The cell groups with others into the organ, the organs group again and form organisms; the organisms, once more combined, form an organisation. Society is the fourth power of the cell.

A low and limited form of social life began with the temporary union of hunters; loose fluctuating hordes, like those of wild dogs or wolves.

When cattle were kept instead of killed, were milked and sheared and bred with care and forecast, there arose a higher group form, the family. With an insured food supply at hand man sat quiet, watching his cattle; and with food to spare and time to spare, he began to grow. The family, our physical nucleus, grew too; grew as it had never grown before.

The limits of cattle-fed life were sharp and clear. There was no permanent home, no village, no extra-familiar intercourse, only warfare over pasture and water between tribe and tribe. But the hour came when corn was planted and eaten; and then our human life was indeed established.

The conditions of permanent physical juxtaposition, so essential to social growth, were met for the first time. The Hunter, requiring forty square miles of land per capita to chase at hazard his laborious prey, had no chance for social growth. Any other man on his forty miles was a competitor and reduced the supply of food, so he killed him if possible; and this habit also did not conduce to social growth. Families, too, were small when each man “did his own work” as these did. When came the Shepherd and his plenteous food, came larger families; but there was still a need of some five square miles per capita to feed the beasts; as the family grew the miles increased; and on the “free land” with its “equal opportunities” the families met at the edges and warred with one another as competitors. This, again, was not conducive to social growth.

But the Farmer, with far more food on far less land, food more richly and rapidly reproductive, and taking far less time to mature; with the family growing faster than ever, but taking up less room for its food supply; the Farmer is the base of the true social structure. Surplus nutrition and surplus time meant accumulated energy and frequent opportunity which, with the permanent home, allowed the birth and nurture of the industries and arts. The physical nearness of the people—acres instead of miles for their nutritive base—allowed of larger growth of language; and so in and with and following these conditions the social life became possible.

Note the absolute collectivity of this productive food process. The lowest food-producing unit is a village; not a separate man, or even a family. Agriculture is not found below a certain human group form. Social life is born with agriculture. The distinctive food processes of humanity are collective.

A second field of proof of our organic relation, and one as patent as the first, is the complex specialisation of humanity.

If you find a lump of protoplasm you cannot tell whether it is a whole or a part; if you divide it, its parts make wholes and prosper as before. Very low life-forms may be cut into fragments, and each develops whatever it lacks and makes a new whole. There is little differentiation here. But if you find an eye, a tooth, a claw, you are at no loss as to whether it is a whole or a part.

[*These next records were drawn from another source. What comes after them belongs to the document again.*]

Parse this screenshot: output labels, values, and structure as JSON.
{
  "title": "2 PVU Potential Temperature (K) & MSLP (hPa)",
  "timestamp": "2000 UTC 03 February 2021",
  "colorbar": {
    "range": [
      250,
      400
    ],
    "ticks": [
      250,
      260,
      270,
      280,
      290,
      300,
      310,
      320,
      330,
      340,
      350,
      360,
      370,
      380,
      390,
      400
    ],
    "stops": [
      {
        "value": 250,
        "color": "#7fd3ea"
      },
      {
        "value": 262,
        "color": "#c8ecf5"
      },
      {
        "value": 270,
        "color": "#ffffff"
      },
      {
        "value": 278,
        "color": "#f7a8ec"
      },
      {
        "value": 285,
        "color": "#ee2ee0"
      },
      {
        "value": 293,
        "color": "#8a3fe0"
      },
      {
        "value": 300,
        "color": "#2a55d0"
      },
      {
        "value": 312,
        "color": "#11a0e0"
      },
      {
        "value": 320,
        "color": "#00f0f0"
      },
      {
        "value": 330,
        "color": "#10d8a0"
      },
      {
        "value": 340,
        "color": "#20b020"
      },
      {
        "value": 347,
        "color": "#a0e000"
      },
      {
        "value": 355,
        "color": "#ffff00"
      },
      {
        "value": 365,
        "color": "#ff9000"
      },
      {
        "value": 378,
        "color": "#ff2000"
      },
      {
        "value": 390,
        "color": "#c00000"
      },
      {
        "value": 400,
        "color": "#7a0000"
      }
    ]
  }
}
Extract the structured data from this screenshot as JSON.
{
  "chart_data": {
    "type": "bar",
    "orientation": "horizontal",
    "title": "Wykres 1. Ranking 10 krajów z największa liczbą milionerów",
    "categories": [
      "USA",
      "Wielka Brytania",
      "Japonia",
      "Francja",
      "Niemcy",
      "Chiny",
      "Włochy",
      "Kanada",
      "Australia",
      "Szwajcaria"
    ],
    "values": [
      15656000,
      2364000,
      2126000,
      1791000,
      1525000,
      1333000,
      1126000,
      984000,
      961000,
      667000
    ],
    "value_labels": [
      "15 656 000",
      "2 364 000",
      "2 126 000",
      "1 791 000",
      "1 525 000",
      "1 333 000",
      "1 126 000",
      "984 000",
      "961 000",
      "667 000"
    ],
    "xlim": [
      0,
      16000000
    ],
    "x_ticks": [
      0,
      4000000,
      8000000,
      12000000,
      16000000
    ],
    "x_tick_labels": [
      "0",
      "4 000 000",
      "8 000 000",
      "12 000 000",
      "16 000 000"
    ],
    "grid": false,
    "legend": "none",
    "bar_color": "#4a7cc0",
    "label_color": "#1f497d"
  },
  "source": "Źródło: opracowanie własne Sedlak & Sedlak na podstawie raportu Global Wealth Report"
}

If it were a whole, it would be able to maintain and reproduce itself. Being a part, it can do neither. The eye is a remote, highly developed special organ, _of no use to itself_; able only to serve the complex organism of which it is a part; and nourished and maintained only by that organism. This condition is absolute proof of organic life as distinguished from individual.

Apply this proof to society. Society consists of numbers of interrelated and highly specialised functions, the functionaries being individual human animals. Society develops them—they could never have been evolved in solitude. As easily conceive of independent eyes, rolling around and doing business by themselves, as of independent teachers, carpenters, dentists. Society maintains them, as the body does the eye; intricate labours of many others feeding, warming, housing, protecting the teacher, while he teaches.